Tea-tralna przywołując kulturalne tradycje pierwszorzędnych herbaciarni, zaprasza na promocję debiutanckiego tomiku poezji Kai Zaleskiej - Korziuk pod tytułem "Kozetka". Wiersze młodej, trójmiejskiej poetki (rocznik 1990) zaprezentuje aktor Teatru Miejskiego w Gdyni Leon Krzycki. Gospodarzem spotkania z autorką będzie znany prozaik Piotr Czerski.
Kaja Zaleska nie lubi nazywać się poetką, mówi o sobie "autorka wierszy". O nobilitacji na "poetę" decydują nie wydane tomiki, a ich czytelnicy, a przede wszystkim czas. -
Poezja nie była moim świadomym wyborem, nie sądzę, żeby można było obudzić się pewnego dnia i powiedzieć: "od dziś piszę wiersze" - mówi Zaleska - Korziuk. -
Szczerze mówiąc trudno mi określić skąd wzięła się we mnie potrzeba pisania. Jedno wiem na pewno - znalazłam się na etapie, na którym pisanie wierszy jest odruchowe jak oddychanie, kiedy stało się jakąś cząsteczką mnie. Co nie oznacza, że nie boję się, że pewnego dnia wstanę rano i nie będę mogła już nigdy nic napisać.
Tomik "Kozetka", wydawnictwa Uniwersytetu Gdańskiego, zawierający ponad trzydzieści wierszy to jej debiut. To także zbiór refleksji z ostatnich pięciu lat życia autorki. -
W tym czasie człowiek bardzo się zmienia - co na pewno widać w samych wierszach, nie tylko na gruncie tematyki ale i formy. Jeśli chodzi o emocje, czy kwestię spowiedzi - każdy wiersz jest odrębną całością, "opisuje" pewien stan. Nie chciałabym "opowiadać" "Kozetki" - wolałabym żeby czytelnik sam sobie odpowiedział na pytanie o czym ten tomik jest dla niego, żeby w moich wierszach znalazł obicie czegoś, co sama czasem czuje - tłumaczy Zaleska.
Pisanie autorka postrzega jako pewien proces skojarzeń, które odłożone, pewnego dnia, pojawią się niespodziewanie w wierszu.
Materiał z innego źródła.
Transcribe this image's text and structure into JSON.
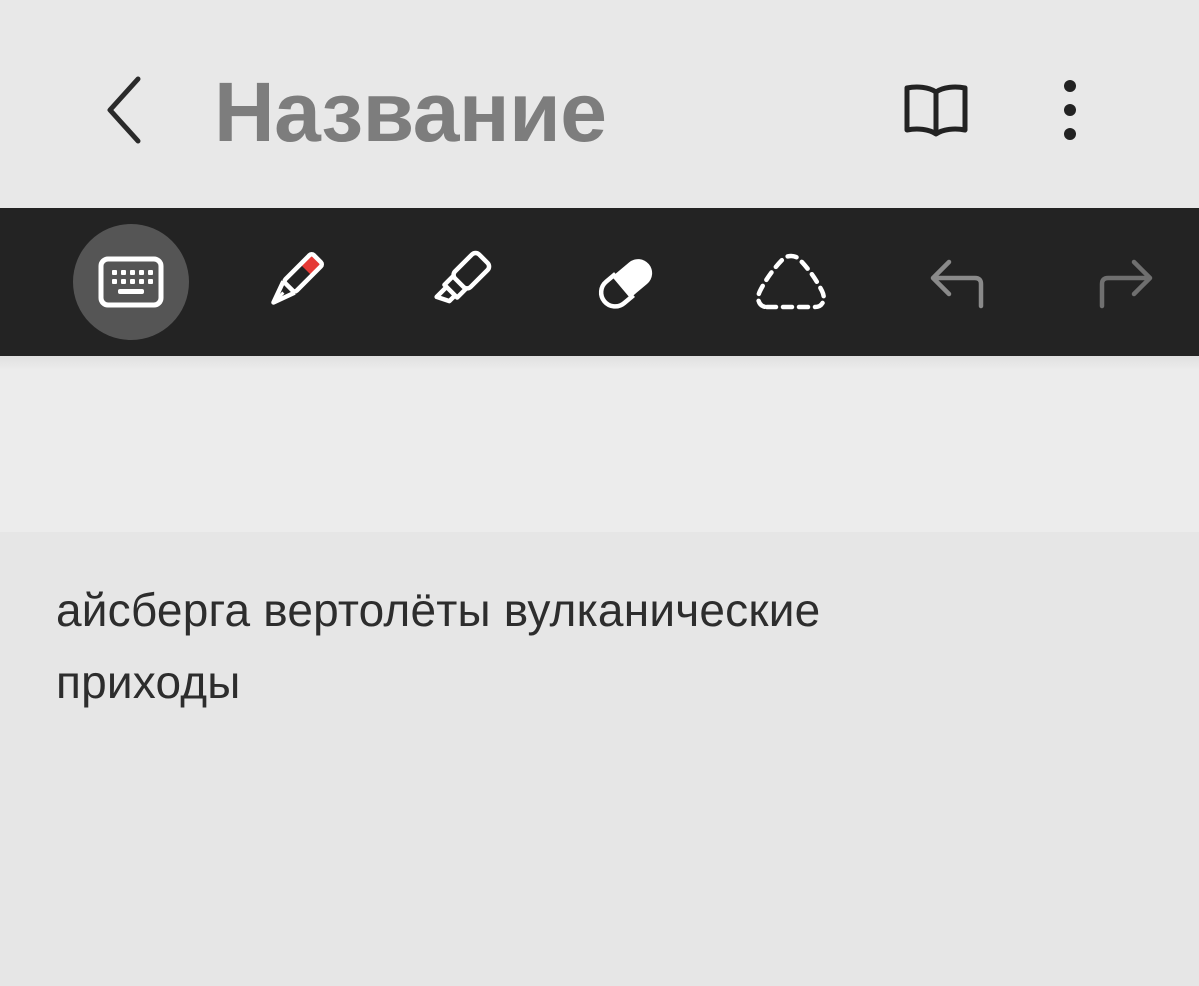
{
  "header": {
    "title": "Название"
  },
  "icons": {
    "back": "chevron-left-icon",
    "reading_mode": "open-book-icon",
    "more": "more-vertical-icon"
  },
  "toolbar": {
    "tools": [
      "keyboard-icon",
      "pen-icon",
      "highlighter-icon",
      "eraser-icon",
      "lasso-icon",
      "undo-icon",
      "redo-icon"
    ],
    "active_tool": "keyboard",
    "pen_color": "#e53935"
  },
  "note": {
    "line1": "айсберга вертолёты вулканические",
    "line2": "приходы"
  }
}
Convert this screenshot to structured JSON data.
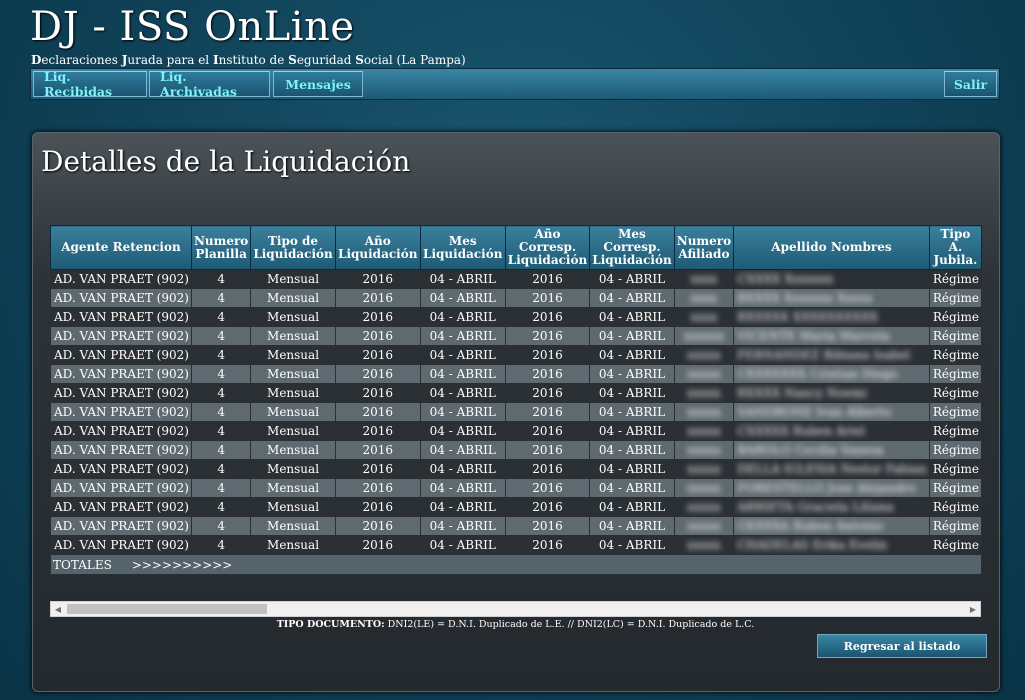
{
  "header": {
    "title": "DJ - ISS OnLine",
    "subtitle_parts": [
      {
        "text": "D",
        "bold": true
      },
      {
        "text": "eclaraciones ",
        "bold": false
      },
      {
        "text": "J",
        "bold": true
      },
      {
        "text": "urada para el ",
        "bold": false
      },
      {
        "text": "I",
        "bold": true
      },
      {
        "text": "nstituto de ",
        "bold": false
      },
      {
        "text": "S",
        "bold": true
      },
      {
        "text": "eguridad ",
        "bold": false
      },
      {
        "text": "S",
        "bold": true
      },
      {
        "text": "ocial (La Pampa)",
        "bold": false
      }
    ]
  },
  "nav": {
    "received": "Liq. Recibidas",
    "archived": "Liq. Archivadas",
    "messages": "Mensajes",
    "logout": "Salir"
  },
  "panel": {
    "title": "Detalles de la Liquidación"
  },
  "table": {
    "columns": [
      "Agente Retencion",
      "Numero Planilla",
      "Tipo de Liquidación",
      "Año Liquidación",
      "Mes Liquidación",
      "Año Corresp. Liquidación",
      "Mes Corresp. Liquidación",
      "Numero Afiliado",
      "Apellido Nombres",
      "Tipo A. Jubila."
    ],
    "rows": [
      [
        "AD. VAN PRAET (902)",
        "4",
        "Mensual",
        "2016",
        "04 - ABRIL",
        "2016",
        "04 - ABRIL",
        "xxxx",
        "CXXXX Xxxxxxx",
        "Régime"
      ],
      [
        "AD. VAN PRAET (902)",
        "4",
        "Mensual",
        "2016",
        "04 - ABRIL",
        "2016",
        "04 - ABRIL",
        "xxxx",
        "BXXXX Xxxxxxx Xxxxx",
        "Régime"
      ],
      [
        "AD. VAN PRAET (902)",
        "4",
        "Mensual",
        "2016",
        "04 - ABRIL",
        "2016",
        "04 - ABRIL",
        "xxxx",
        "RXXXXX XXXXXXXXXX",
        "Régime"
      ],
      [
        "AD. VAN PRAET (902)",
        "4",
        "Mensual",
        "2016",
        "04 - ABRIL",
        "2016",
        "04 - ABRIL",
        "xxxxxx",
        "VICENTE Maria Marcela",
        "Régime"
      ],
      [
        "AD. VAN PRAET (902)",
        "4",
        "Mensual",
        "2016",
        "04 - ABRIL",
        "2016",
        "04 - ABRIL",
        "xxxxx",
        "FERNANDEZ Bibiana Isabel",
        "Régime"
      ],
      [
        "AD. VAN PRAET (902)",
        "4",
        "Mensual",
        "2016",
        "04 - ABRIL",
        "2016",
        "04 - ABRIL",
        "xxxxx",
        "CXXXXXXX Cristian Diego",
        "Régime"
      ],
      [
        "AD. VAN PRAET (902)",
        "4",
        "Mensual",
        "2016",
        "04 - ABRIL",
        "2016",
        "04 - ABRIL",
        "xxxxx",
        "RXXXX Nancy Noemi",
        "Régime"
      ],
      [
        "AD. VAN PRAET (902)",
        "4",
        "Mensual",
        "2016",
        "04 - ABRIL",
        "2016",
        "04 - ABRIL",
        "xxxxx",
        "SANDRONE Ivan Alberto",
        "Régime"
      ],
      [
        "AD. VAN PRAET (902)",
        "4",
        "Mensual",
        "2016",
        "04 - ABRIL",
        "2016",
        "04 - ABRIL",
        "xxxxx",
        "CXXXXX Ruben Ariel",
        "Régime"
      ],
      [
        "AD. VAN PRAET (902)",
        "4",
        "Mensual",
        "2016",
        "04 - ABRIL",
        "2016",
        "04 - ABRIL",
        "xxxxx",
        "BAROLO Cecilia Vanesa",
        "Régime"
      ],
      [
        "AD. VAN PRAET (902)",
        "4",
        "Mensual",
        "2016",
        "04 - ABRIL",
        "2016",
        "04 - ABRIL",
        "xxxxx",
        "DELLA IGLESIA Nestor Fabian",
        "Régime"
      ],
      [
        "AD. VAN PRAET (902)",
        "4",
        "Mensual",
        "2016",
        "04 - ABRIL",
        "2016",
        "04 - ABRIL",
        "xxxxx",
        "FORESTELLO Jose Alejandro",
        "Régime"
      ],
      [
        "AD. VAN PRAET (902)",
        "4",
        "Mensual",
        "2016",
        "04 - ABRIL",
        "2016",
        "04 - ABRIL",
        "xxxxx",
        "ARRIETA Graciela Liliana",
        "Régime"
      ],
      [
        "AD. VAN PRAET (902)",
        "4",
        "Mensual",
        "2016",
        "04 - ABRIL",
        "2016",
        "04 - ABRIL",
        "xxxxx",
        "GXXXXA Ruben Antonio",
        "Régime"
      ],
      [
        "AD. VAN PRAET (902)",
        "4",
        "Mensual",
        "2016",
        "04 - ABRIL",
        "2016",
        "04 - ABRIL",
        "xxxxx",
        "CHADELAS Erika Evelin",
        "Régime"
      ]
    ],
    "totals_label": "TOTALES",
    "totals_arrows": ">>>>>>>>>>"
  },
  "legend": {
    "label": "TIPO DOCUMENTO:",
    "text": "DNI2(LE) = D.N.I. Duplicado de L.E.  //  DNI2(LC) = D.N.I. Duplicado de L.C."
  },
  "back_button": "Regresar al listado",
  "colors": {
    "background": "#0f4258",
    "nav_text": "#7ff3f7",
    "header_cell": "#2c6e8a",
    "row_dark": "#2b3035",
    "row_light": "#5f6a70"
  }
}
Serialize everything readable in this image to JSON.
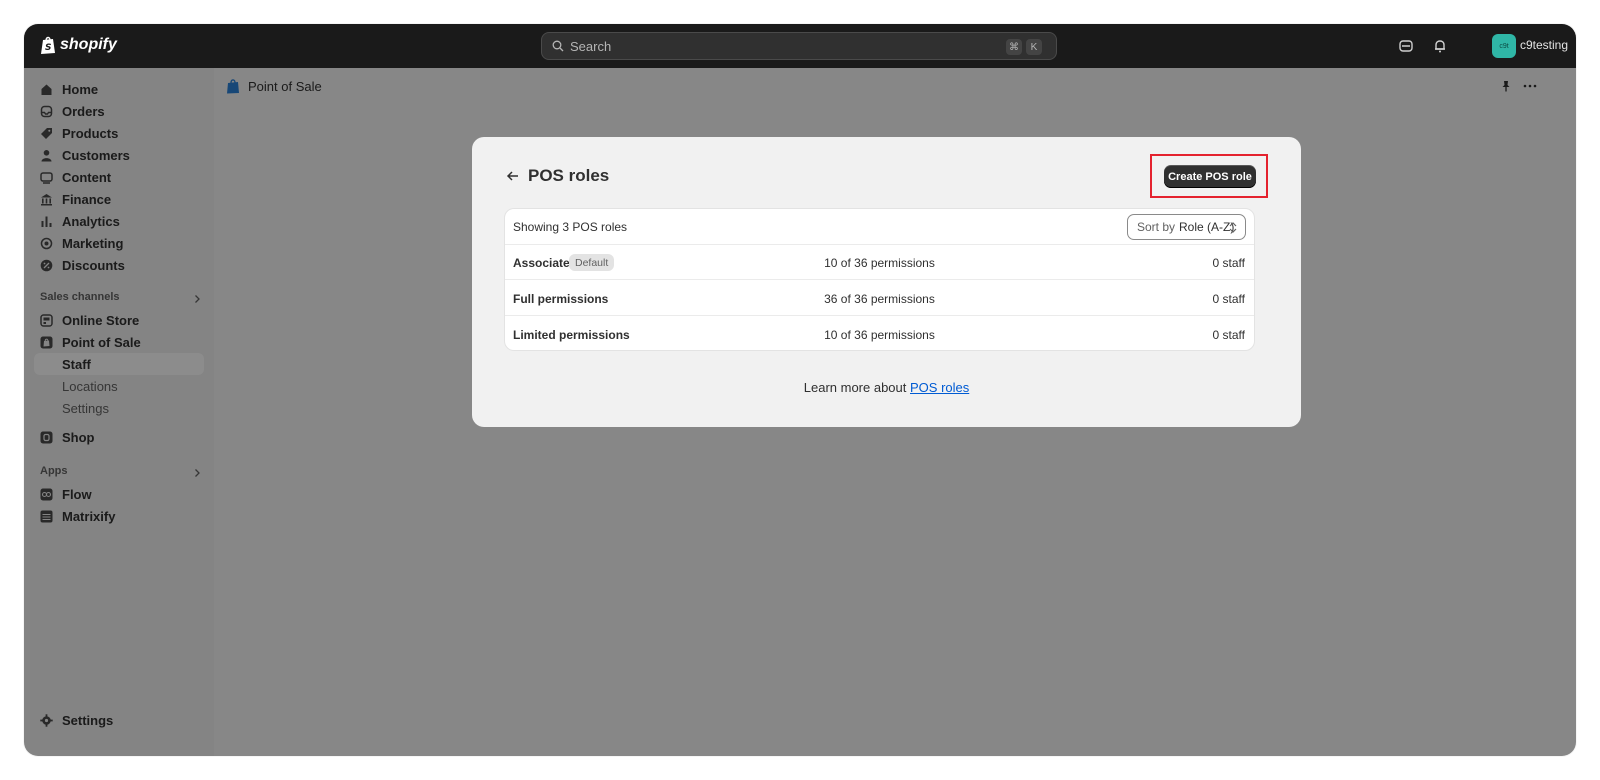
{
  "topbar": {
    "brand": "shopify",
    "search_placeholder": "Search",
    "shortcut_keys": [
      "⌘",
      "K"
    ],
    "avatar_initials": "c9t",
    "store_name": "c9testing"
  },
  "sidebar": {
    "primary": [
      {
        "label": "Home",
        "icon": "home-icon"
      },
      {
        "label": "Orders",
        "icon": "inbox-icon"
      },
      {
        "label": "Products",
        "icon": "tag-icon"
      },
      {
        "label": "Customers",
        "icon": "person-icon"
      },
      {
        "label": "Content",
        "icon": "content-icon"
      },
      {
        "label": "Finance",
        "icon": "bank-icon"
      },
      {
        "label": "Analytics",
        "icon": "bar-chart-icon"
      },
      {
        "label": "Marketing",
        "icon": "target-icon"
      },
      {
        "label": "Discounts",
        "icon": "discount-icon"
      }
    ],
    "sales_channels_label": "Sales channels",
    "channels": [
      {
        "label": "Online Store",
        "icon": "store-icon"
      },
      {
        "label": "Point of Sale",
        "icon": "pos-icon"
      }
    ],
    "pos_sub": [
      "Staff",
      "Locations",
      "Settings"
    ],
    "shop": {
      "label": "Shop",
      "icon": "shop-icon"
    },
    "apps_label": "Apps",
    "apps": [
      {
        "label": "Flow",
        "icon": "flow-icon"
      },
      {
        "label": "Matrixify",
        "icon": "grid-icon"
      }
    ],
    "settings_label": "Settings"
  },
  "main": {
    "breadcrumb": "Point of Sale"
  },
  "modal": {
    "title": "POS roles",
    "create_button": "Create POS role",
    "count_text": "Showing 3 POS roles",
    "sort_prefix": "Sort by",
    "sort_value": "Role (A-Z)",
    "roles": [
      {
        "name": "Associate",
        "badge": "Default",
        "permissions": "10 of 36 permissions",
        "staff": "0 staff"
      },
      {
        "name": "Full permissions",
        "permissions": "36 of 36 permissions",
        "staff": "0 staff"
      },
      {
        "name": "Limited permissions",
        "permissions": "10 of 36 permissions",
        "staff": "0 staff"
      }
    ],
    "learn_prefix": "Learn more about",
    "learn_link": "POS roles"
  },
  "colors": {
    "topbar_bg": "#1a1a1a",
    "primary_button": "#303030",
    "highlight": "#e4222e",
    "link": "#005bd3",
    "avatar": "#2fb6a6"
  }
}
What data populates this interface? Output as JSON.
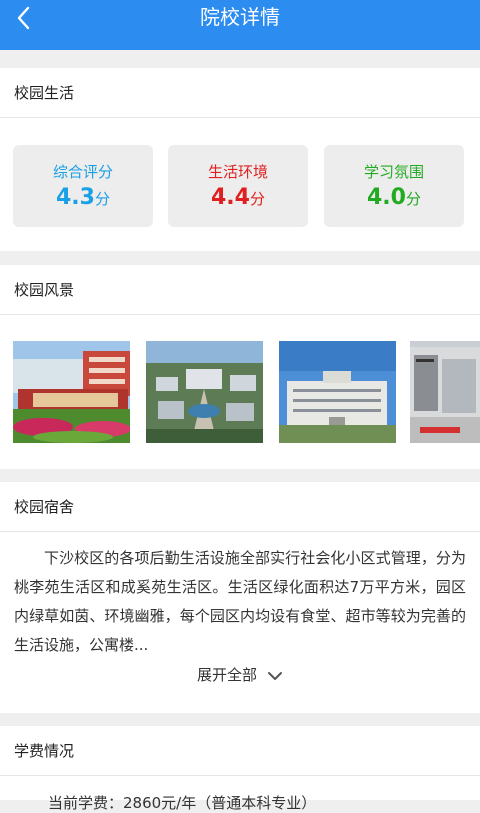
{
  "header": {
    "title": "院校详情"
  },
  "campus_life": {
    "title": "校园生活",
    "cards": [
      {
        "label": "综合评分",
        "score": "4.3",
        "unit": "分",
        "color": "#1aa0e6"
      },
      {
        "label": "生活环境",
        "score": "4.4",
        "unit": "分",
        "color": "#e02020"
      },
      {
        "label": "学习氛围",
        "score": "4.0",
        "unit": "分",
        "color": "#22aa22"
      }
    ]
  },
  "scenery": {
    "title": "校园风景"
  },
  "dorm": {
    "title": "校园宿舍",
    "description": "下沙校区的各项后勤生活设施全部实行社会化小区式管理，分为桃李苑生活区和成奚苑生活区。生活区绿化面积达7万平方米，园区内绿草如茵、环境幽雅，每个园区内均设有食堂、超市等较为完善的生活设施，公寓楼...",
    "expand_label": "展开全部"
  },
  "tuition": {
    "title": "学费情况",
    "line": "当前学费：2860元/年（普通本科专业）"
  }
}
To jak wspomniała, czynność naturalna, jak oddychanie czy istnienie. Nie jest to dla niej praca, ale też nie misja - wizja "wieszcza", który jest "przewodnikiem ludu" jest Kai Zalewskiej obca. Autorka ceni sobie takich autorów jak
Etgar Keret, Carlos Ruiz Zafón, Orhan Pamuk, czy Michel Houellebecq -
Lubię czuć, że ja i czytana opowieść mamy jakieś punkty styczności, że "przecież ja to powinnam była napisać". Podobno, takie stwierdzenie jest jednym z największych komplementów dla autora - komentuje poetka.
-
Prawo, które studiuję na Uniwersytecie Gdańskim daje mi "spojrzenie z zewnątrz" na literaturę, a literatura dystans do prawa. Dzięki tej ciągłej mieszance języków, która siłą rzeczy towarzyszy mi na co dzień, zaczęłam zwracać większą uwagę na budowę słów, na ich przekształcenia, zainteresowałam się słowotwórstwem. Mam nadzieję, że wyjdzie to wierszom na zdrowie - mówi Kaja Zaleska-Korziuk,
laureatka konkursów literackich m.in. Ogólnopolskiego Konkursu im. Michała Kajki, Ogólnopolskiego Konkursu im. Banasiewicza. Autorka publikowała w "Portrecie" i "Nowej Okolicy Poetów". Jest instruktorką warsztatów literackich i dziennikarskich w ramach wakacyjnych obozów artystycznych.